Inside Looking Out: A happiness guide from ancient history
He ruled the Roman Empire from 161 to 180. History books describe him as the last of the “Five Good Emperors” when Rome lived in relative peace and stability.
Marcus Aurelius was more than a leader of an estimated 90 million people. He was a philosopher of stoicism, which is a specific guide to living a happy life. Stoic ideas are very much adaptable to our lives today.
Stoicism is all about self-discipline and moral improvement. In his book, “Meditations,” Aurelius says, “You have power over your mind — not outside events. Realize this, and you will find strength.”
It has taken me a good part of my life to accept the fact that I cannot change circumstances outside of my control. As a child, I had no power to help my parents be happily married or to do anything to help my father get better from his illnesses or get my mother to start a new life after he died even though I did try.
I thought I could plan my future, but I soon found out that too was not always under my power. Accepted at a college, I had to register for the draft lottery, but call it luck or fate, I escaped going to Vietnam when my birthday number was selected beyond those that were required to enlist in the military.
I attended Rutgers University and had to commute due to financial circumstances that also forced me to work three jobs throughout the four years. l learned that while I could plan the road map of my life, the destination would be determined more so by outside events and circumstances than by the route I wanted my GPS to take me.
Yet, I was still fascinated by the stoic idea that I resort to the will of my own mind. Simply said, I cannot change the outcomes of circumstances, but I can manage the attitude I have toward these experiences.
Aurelius wrote, “If you are distressed by anything external, the pain is not due to the thing itself, but to your estimate of it, and this you have the power to revoke at any moment.”
We worry all the time, even though our worry never affects the outcomes of stressful situations. Many times, we think of worst-case scenarios.
“She’ll be driving late at night on unfamiliar roads. What if she has an accident or her car breaks down?”

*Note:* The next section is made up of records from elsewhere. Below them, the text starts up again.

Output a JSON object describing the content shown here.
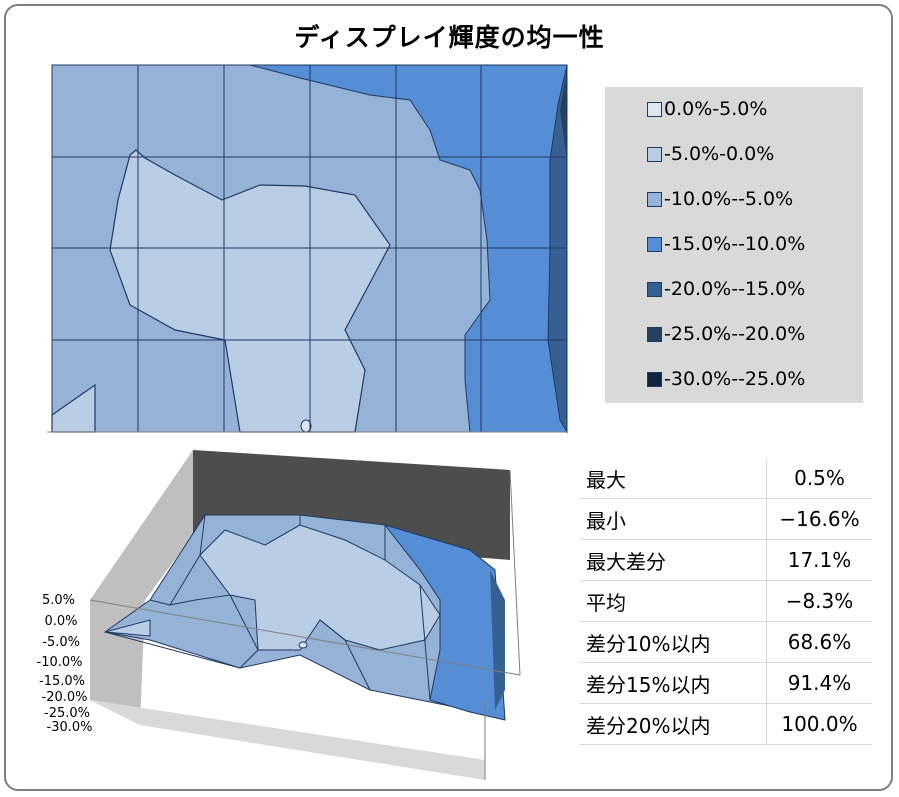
{
  "chart_title": "ディスプレイ輝度の均一性",
  "chart_data": [
    {
      "type": "heatmap",
      "view": "contour-top",
      "grid_rows": 4,
      "grid_cols": 6,
      "legend": [
        {
          "label": "0.0%-5.0%",
          "color": "#dce6f2"
        },
        {
          "label": "-5.0%-0.0%",
          "color": "#b9cde5"
        },
        {
          "label": "-10.0%--5.0%",
          "color": "#95b3d7"
        },
        {
          "label": "-15.0%--10.0%",
          "color": "#558ed5"
        },
        {
          "label": "-20.0%--15.0%",
          "color": "#366092"
        },
        {
          "label": "-25.0%--20.0%",
          "color": "#254061"
        },
        {
          "label": "-30.0%--25.0%",
          "color": "#0f243e"
        }
      ]
    },
    {
      "type": "area",
      "view": "3d-surface",
      "z_ticks": [
        "5.0%",
        "0.0%",
        "-5.0%",
        "-10.0%",
        "-15.0%",
        "-20.0%",
        "-25.0%",
        "-30.0%"
      ],
      "zlim": [
        -30.0,
        5.0
      ]
    }
  ],
  "stats": [
    {
      "label": "最大",
      "value": "0.5%"
    },
    {
      "label": "最小",
      "value": "−16.6%"
    },
    {
      "label": "最大差分",
      "value": "17.1%"
    },
    {
      "label": "平均",
      "value": "−8.3%"
    },
    {
      "label": "差分10%以内",
      "value": "68.6%"
    },
    {
      "label": "差分15%以内",
      "value": "91.4%"
    },
    {
      "label": "差分20%以内",
      "value": "100.0%"
    }
  ]
}
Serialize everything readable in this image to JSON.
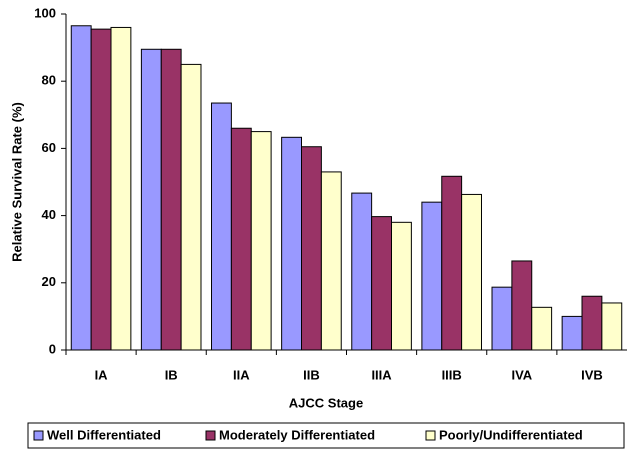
{
  "chart_data": {
    "type": "bar",
    "x_label": "AJCC Stage",
    "y_label": "Relative Survival Rate (%)",
    "categories": [
      "IA",
      "IB",
      "IIA",
      "IIB",
      "IIIA",
      "IIIB",
      "IVA",
      "IVB"
    ],
    "series": [
      {
        "name": "Well Differentiated",
        "color": "#9999ff",
        "values": [
          96.5,
          89.5,
          73.5,
          63.3,
          46.7,
          44,
          18.7,
          10
        ]
      },
      {
        "name": "Moderately Differentiated",
        "color": "#993366",
        "values": [
          95.5,
          89.5,
          66,
          60.5,
          39.7,
          51.7,
          26.5,
          16
        ]
      },
      {
        "name": "Poorly/Undifferentiated",
        "color": "#ffffcc",
        "values": [
          96,
          85,
          65,
          53,
          38,
          46.3,
          12.7,
          14
        ]
      }
    ],
    "ylim": [
      0,
      100
    ],
    "yticks": [
      0,
      20,
      40,
      60,
      80,
      100
    ],
    "grid": false,
    "legend": "bottom"
  }
}
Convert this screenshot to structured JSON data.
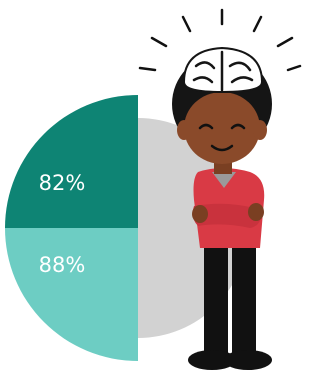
{
  "segments": [
    {
      "label": "82%"
    },
    {
      "label": "88%"
    }
  ]
}
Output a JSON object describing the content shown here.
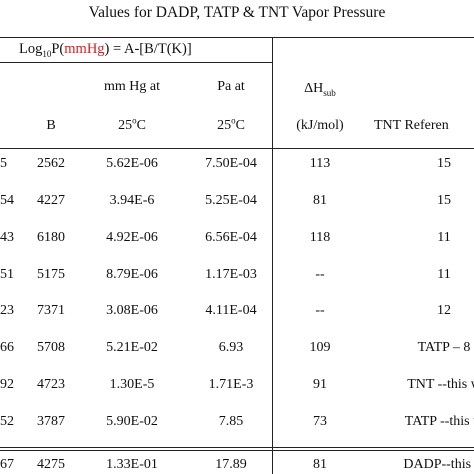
{
  "title": "Values for DADP, TATP & TNT Vapor Pressure",
  "header": {
    "formula": {
      "log_base": "Log",
      "log_sub": "10",
      "p_open": "P(",
      "units_red": "mmHg",
      "rest": ") = A-[B/T(K)]"
    },
    "mmhg_line1": "mm Hg at",
    "pa_line1": "Pa  at",
    "dh_symbol": "ΔH",
    "dh_sub": "sub",
    "b": "B",
    "temp_25": "25",
    "temp_deg": "o",
    "temp_c": "C",
    "kj": "(kJ/mol)",
    "ref": "TNT Referen"
  },
  "rows": [
    {
      "a": "5",
      "b": "2562",
      "mmhg": "5.62E-06",
      "pa": "7.50E-04",
      "dh": "113",
      "ref": "15"
    },
    {
      "a": "54",
      "b": "4227",
      "mmhg": "3.94E-6",
      "pa": "5.25E-04",
      "dh": "81",
      "ref": "15"
    },
    {
      "a": "43",
      "b": "6180",
      "mmhg": "4.92E-06",
      "pa": "6.56E-04",
      "dh": "118",
      "ref": "11"
    },
    {
      "a": "51",
      "b": "5175",
      "mmhg": "8.79E-06",
      "pa": "1.17E-03",
      "dh": "--",
      "ref": "11"
    },
    {
      "a": "23",
      "b": "7371",
      "mmhg": "3.08E-06",
      "pa": "4.11E-04",
      "dh": "--",
      "ref": "12"
    },
    {
      "a": "66",
      "b": "5708",
      "mmhg": "5.21E-02",
      "pa": "6.93",
      "dh": "109",
      "ref": "TATP – 8"
    },
    {
      "a": "92",
      "b": "4723",
      "mmhg": "1.30E-5",
      "pa": "1.71E-3",
      "dh": "91",
      "ref": "TNT --this w"
    },
    {
      "a": "52",
      "b": "3787",
      "mmhg": "5.90E-02",
      "pa": "7.85",
      "dh": "73",
      "ref": "TATP --this w"
    },
    {
      "a": "67",
      "b": "4275",
      "mmhg": "1.33E-01",
      "pa": "17.89",
      "dh": "81",
      "ref": "DADP--this w"
    }
  ]
}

“He’s coughing a lot with this cold. I think he might have pneumonia.”
“I don’t think I have enough money to pay the bills this month.”
These may be legitimate concerns but more times than not, the results of the issues never match the high degree of our worries.
Aurelius wrote his ideas 1850 years ago, and here’s one that hits home with us right now. “Everything we hear is an opinion, not a fact. Everything we see is a perspective, not the truth.”
Finding truth now is as rare as discovering a four-leaf clover in a football sized field. All too often we take opinion as fact; we hear the same lies over and over again until we accept the lies as truth. It’s too bad that the fictional character, Pinocchio isn’t real to every human being. There’d be an awful lot of long noses out there!
The stoics believe that “The best revenge is to be unlike him who performed the injury.”
When I stroll through TV movies to watch, I see that many have plots of revenge. Somebody gets hurt. That somebody searches for the avengers, and we know the ending. He finds them and destroys them. I suppose that in our minds we fantasize about hurting others who have hurt us. The difficult decision, but the best thing would be is to walk away and remove the pain within us.
“Whenever you are about to find fault with someone, ask yourself the following question: What fault of mine most nearly resembles the one I am about to criticize?”
We are quick to judge, but we resent being judged and this has biblical roots — he who is without sin shall cast the first stone.
“When you wake up in the morning, tell yourself: the people I deal with today will be meddling, ungrateful, arrogant, dishonest, jealous and surly. They are like this because they can’t tell good from evil. But I have seen the beauty of good, and the ugliness of evil, and have recognized that the wrongdoer has a nature related to my own — not of the same blood and birth, but the same mind, and possessing a share of the divine. And so none of them can hurt me. No one can implicate me in ugliness. Nor can I feel angry at my relative, or hate him. We were born to work together like feet, hands and eyes, like the two rows of teeth, upper and lower. To obstruct each other is unnatural. To feel anger at someone, to turn your back on him: these are unnatural.”
Easy to say by the Stoics. Hard to put into action. Those who put this advice into play have one step up on preserving peace of mind.
Some final words from Marcus Aurelius. “Think of yourself as dead. You have lived your life. Now, take what’s left and live it properly. What doesn’t transmit light creates its own darkness. Dwell on the beauty of life. Watch the stars and see yourself running with them.”
Nearly two thousand years ago, this Emperor of Rome looked up at the same night sky filled with the same stars we see today. In that manner, time stands still for a moment to remind us that the quest for happiness back then is the same as it is now.